The vow of the elder is to create a manuscript autobiography, to be published in the order's journal, after their death. This autobiography is to consider pain management and euthanasia from the point of view of the patient. In addition, the elder promises that if the pain ever becomes unmanageable, they will ask the initiate for assistance in euthanasia.
The vow of the initiate is to be a companion to the elder on their journey, to provide what aid and comfort they can, knowing that one day the elder may ask for death. The initiate also begins their own manuscript autobiography, on pain management from the point of view of the care giver, as well as notes on what they would want when they become an elder.
The vow of the novice is to be companion to the elder and initiate on their journeys. The novice alone has duties outside of the monastery, specifically to go to classes in geriatric and hospice care and learn as much as possible about pain management. In addition to other household duties, it is the job of the novice to go to the pharmacy to obtain such drugs as are necessary to insure that the initiate and the elder feel no pain. The novice also does the shopping, cleaning, and cooking. The novice also proofreads the manuscripts of the initiate and the elder in order to learn their intimate feelings and better manage their pain care.

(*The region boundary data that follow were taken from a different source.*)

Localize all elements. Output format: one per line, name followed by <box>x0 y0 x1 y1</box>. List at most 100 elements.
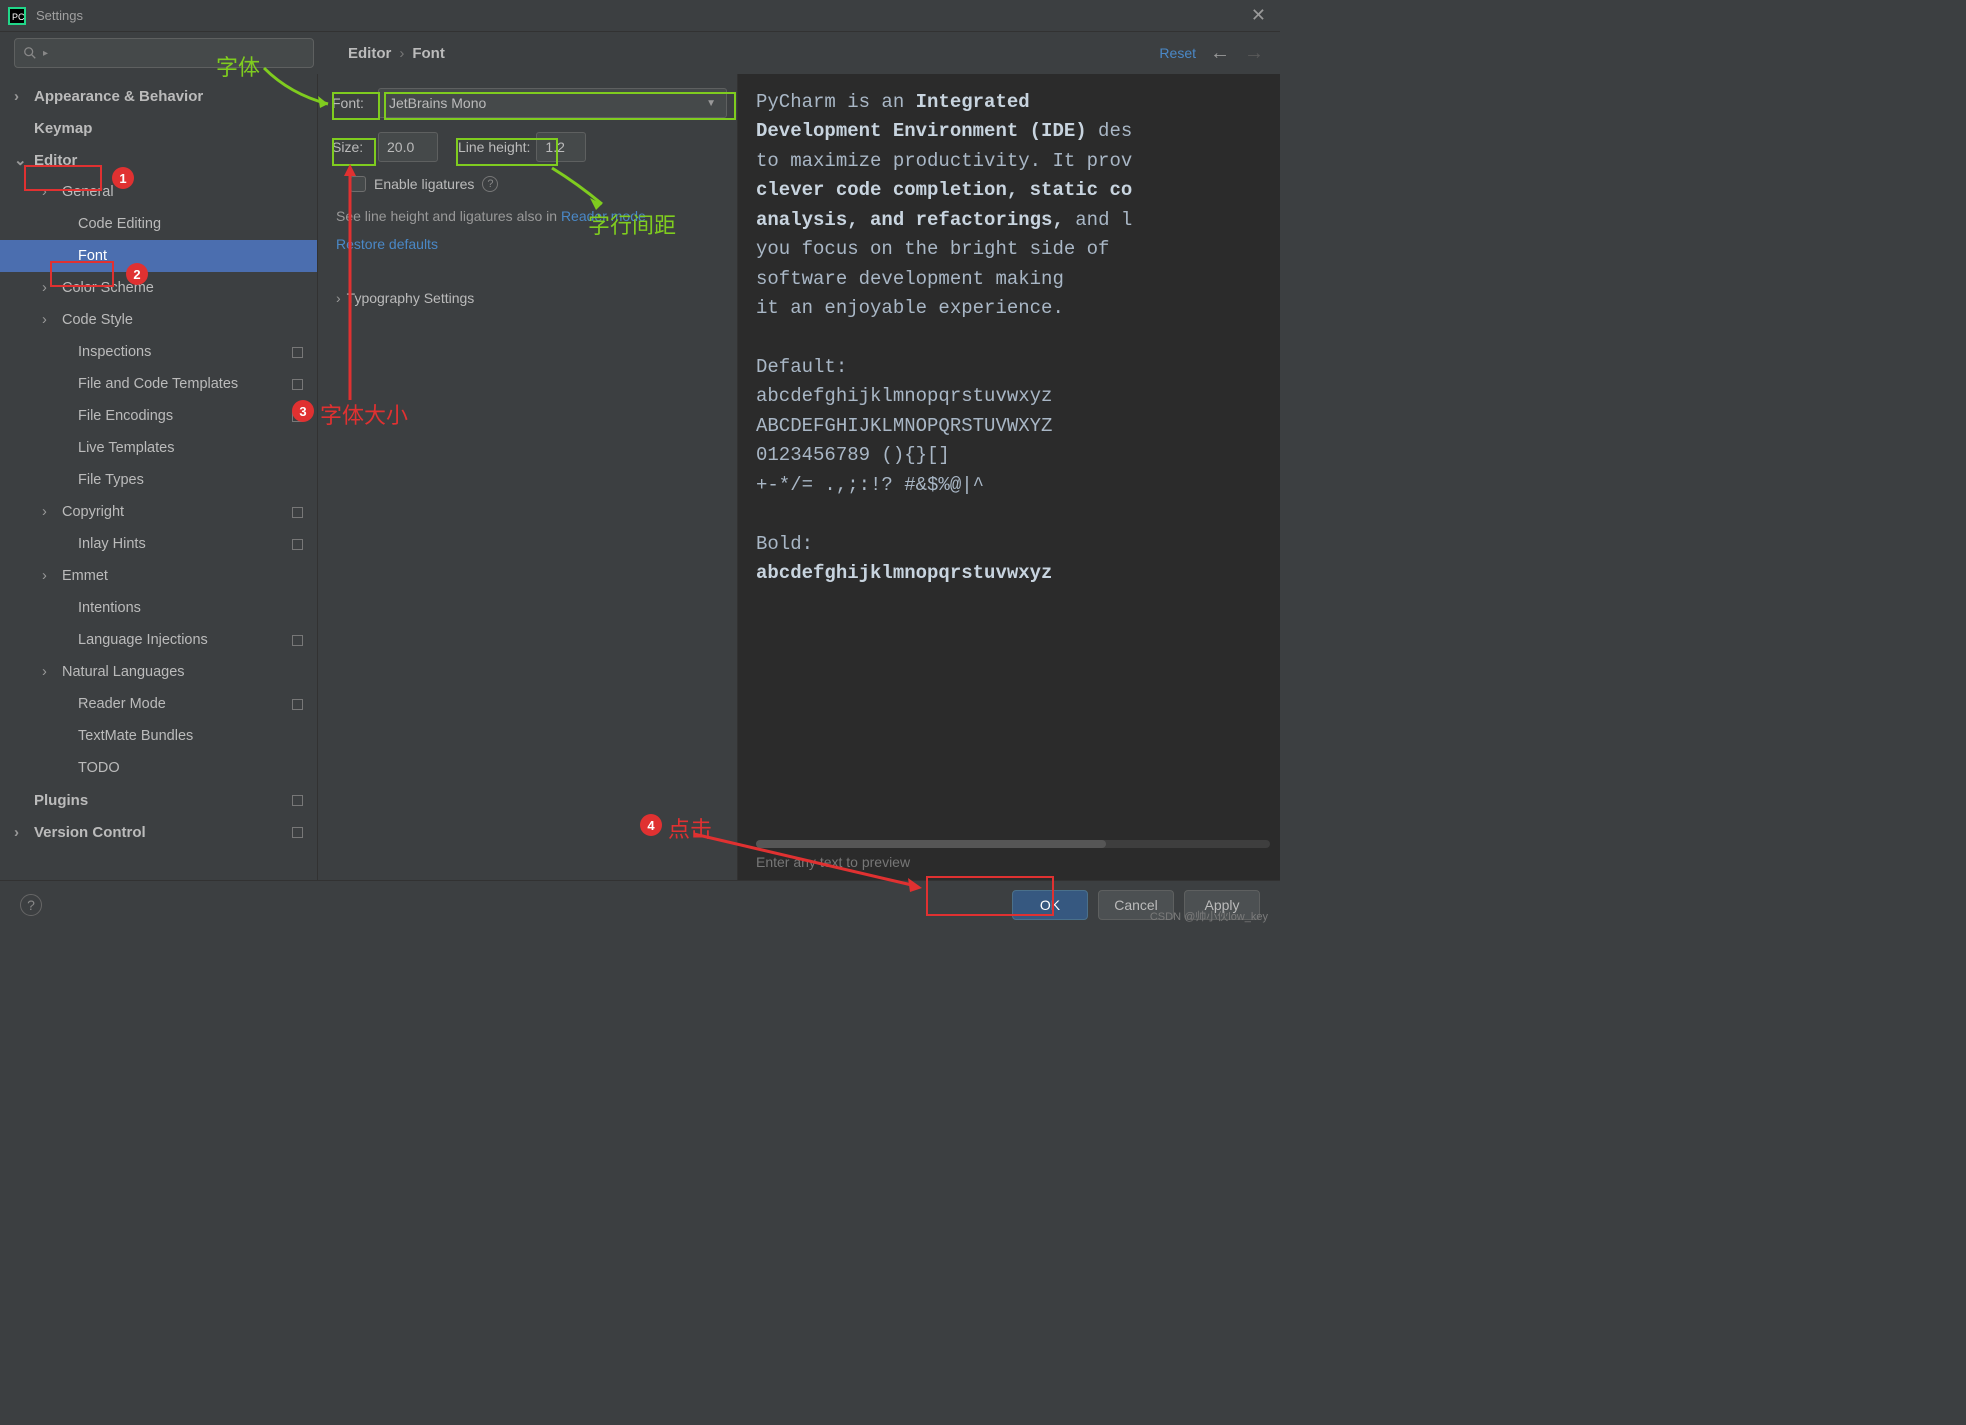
scope-indicator-icon <box>292 539 303 550</box>
tree-item-label: Color Scheme <box>62 280 154 296</box>
nav-back-icon[interactable]: ← <box>1210 42 1230 65</box>
search-input[interactable]: ▸ <box>14 38 314 68</box>
checkbox-icon <box>350 176 366 192</box>
size-label: Size: <box>332 139 372 155</box>
preview-text-input[interactable]: Enter any text to preview <box>756 852 910 874</box>
tree-item-label: Editor <box>34 152 77 169</box>
tree-item-live-templates[interactable]: Live Templates <box>0 432 317 464</box>
tree-item-natural-languages[interactable]: ›Natural Languages <box>0 656 317 688</box>
tree-item-copyright[interactable]: ›Copyright <box>0 496 317 528</box>
breadcrumb: Editor › Font <box>348 45 445 62</box>
tree-item-color-scheme[interactable]: ›Color Scheme <box>0 272 317 304</box>
tree-item-label: Copyright <box>62 504 124 520</box>
tree-item-label: Code Style <box>62 312 133 328</box>
chevron-right-icon: › <box>336 290 341 306</box>
font-settings-form: Font: JetBrains Mono ▼ Size: 20.0 Line h… <box>318 74 738 880</box>
chevron-icon: › <box>42 280 58 296</box>
font-combo[interactable]: JetBrains Mono ▼ <box>378 88 727 118</box>
chevron-icon: ⌄ <box>14 151 30 169</box>
tree-item-label: Emmet <box>62 568 108 584</box>
tree-item-label: TODO <box>78 760 120 776</box>
nav-forward-icon: → <box>1244 42 1264 65</box>
tree-item-label: Language Injections <box>78 632 208 648</box>
tree-item-label: TextMate Bundles <box>78 728 193 744</box>
tree-item-label: Version Control <box>34 824 146 841</box>
typography-settings-toggle[interactable]: › Typography Settings <box>332 290 727 306</box>
chevron-icon: › <box>42 184 58 200</box>
tree-item-inspections[interactable]: Inspections <box>0 336 317 368</box>
tree-item-version-control[interactable]: ›Version Control <box>0 816 317 848</box>
help-button[interactable]: ? <box>20 894 42 916</box>
tree-item-label: File and Code Templates <box>78 376 238 392</box>
scope-indicator-icon <box>292 411 303 422</box>
chevron-icon: › <box>42 568 58 584</box>
scope-indicator-icon <box>292 699 303 710</box>
scope-indicator-icon <box>292 795 303 806</box>
tree-item-keymap[interactable]: Keymap <box>0 112 317 144</box>
lineheight-input[interactable]: 1.2 <box>536 132 586 162</box>
chevron-icon: › <box>42 312 58 328</box>
help-icon[interactable]: ? <box>482 176 498 192</box>
size-input[interactable]: 20.0 <box>378 132 438 162</box>
ok-button[interactable]: OK <box>1012 890 1088 920</box>
tree-item-file-types[interactable]: File Types <box>0 464 317 496</box>
tree-item-label: File Encodings <box>78 408 173 424</box>
chevron-icon: › <box>42 664 58 680</box>
tree-item-label: Code Editing <box>78 216 161 232</box>
tree-item-label: Plugins <box>34 792 88 809</box>
filter-arrow-icon: ▸ <box>43 48 48 59</box>
tree-item-label: Font <box>78 248 107 264</box>
tree-item-general[interactable]: ›General <box>0 176 317 208</box>
tree-item-label: File Types <box>78 472 144 488</box>
scope-indicator-icon <box>292 379 303 390</box>
font-label: Font: <box>332 95 372 111</box>
tree-item-todo[interactable]: TODO <box>0 752 317 784</box>
tree-item-label: Inlay Hints <box>78 536 146 552</box>
chevron-icon: › <box>42 504 58 520</box>
chevron-right-icon: › <box>399 45 404 62</box>
tree-item-label: Reader Mode <box>78 696 166 712</box>
close-icon[interactable]: ✕ <box>1245 5 1272 26</box>
watermark: CSDN @帅小伙low_key <box>1150 908 1268 924</box>
chevron-icon: › <box>14 824 30 841</box>
tree-item-code-editing[interactable]: Code Editing <box>0 208 317 240</box>
tree-item-font[interactable]: Font <box>0 240 317 272</box>
tree-item-file-and-code-templates[interactable]: File and Code Templates <box>0 368 317 400</box>
reader-mode-link[interactable]: Reader mode <box>561 208 646 224</box>
tree-item-inlay-hints[interactable]: Inlay Hints <box>0 528 317 560</box>
reset-link[interactable]: Reset <box>1159 45 1196 61</box>
tree-item-textmate-bundles[interactable]: TextMate Bundles <box>0 720 317 752</box>
font-preview[interactable]: PyCharm is an Integrated Development Env… <box>738 74 1280 880</box>
tree-item-label: Intentions <box>78 600 141 616</box>
search-icon <box>23 46 37 60</box>
tree-item-label: Inspections <box>78 344 151 360</box>
pycharm-icon: PC <box>8 7 26 25</box>
lineheight-label: Line height: <box>458 139 530 155</box>
tree-item-appearance-behavior[interactable]: ›Appearance & Behavior <box>0 80 317 112</box>
tree-item-intentions[interactable]: Intentions <box>0 592 317 624</box>
tree-item-editor[interactable]: ⌄Editor <box>0 144 317 176</box>
scope-indicator-icon <box>292 635 303 646</box>
tree-item-language-injections[interactable]: Language Injections <box>0 624 317 656</box>
tree-item-label: Appearance & Behavior <box>34 88 203 105</box>
tree-item-label: Natural Languages <box>62 664 185 680</box>
reader-mode-hint: See line height and ligatures also in Re… <box>332 208 727 224</box>
tree-item-label: Keymap <box>34 120 92 137</box>
restore-defaults-link[interactable]: Restore defaults <box>332 236 438 252</box>
breadcrumb-root[interactable]: Editor <box>348 45 391 62</box>
tree-item-file-encodings[interactable]: File Encodings <box>0 400 317 432</box>
scope-indicator-icon <box>292 347 303 358</box>
scope-indicator-icon <box>292 827 303 838</box>
scope-indicator-icon <box>292 507 303 518</box>
window-title: Settings <box>36 8 83 23</box>
tree-item-emmet[interactable]: ›Emmet <box>0 560 317 592</box>
tree-item-plugins[interactable]: Plugins <box>0 784 317 816</box>
preview-scrollbar[interactable] <box>756 840 1270 848</box>
tree-item-code-style[interactable]: ›Code Style <box>0 304 317 336</box>
svg-text:PC: PC <box>12 12 25 22</box>
ligatures-checkbox[interactable]: Enable ligatures ? <box>350 176 727 192</box>
breadcrumb-leaf: Font <box>412 45 444 62</box>
chevron-icon: › <box>14 88 30 105</box>
tree-item-reader-mode[interactable]: Reader Mode <box>0 688 317 720</box>
settings-tree[interactable]: ›Appearance & BehaviorKeymap⌄Editor›Gene… <box>0 74 318 880</box>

Such a monastic community gives purpose to the end of life- real world research very much needed in Asia, North America, and Europe where we have aging demographics and a real need for end of life care. Insurance companies should like this option, because it provides care without necessarily needing to pay medical professionals; those involved volunteer their time in the hope of receiving the same care they give. I would argue that this form of euthanasia preserves the dignity of the conventional medical community by removing the entire job of hospice and end of life care from the hospital into intentional homes for the purpose, staffed by the patients themselves. I would argue that this form of euthanasia preserves the dignity and humanity of the patients by imbuing their lives with purpose and meaning, and insuring that they will be remembered by future generations thankfully as martyrs who gave their lives to increase mankind's knowledge of pain management and end of life care. I would further argue that this is following in the example of previous monastic communities that died giving their lives to the service of the dying or even the political need to die, such as that community of nuns during the French Revolution.
In short, I suggest that this proposal turns Euthanasia into Martyrdom- cowardice into bravery- and should, in fact, be in keeping with the finest traditions of the Roman Catholic Church. It is also in keeping with the idea of evolutionary engineering; with an average five year lifecycle of a monastic in this community, who knows what new pain management techniques they may discover in the next ten generations of monastics? And that is only 50 years.
John 15:13 There is no greater love than to lay down one’s life for one’s friends.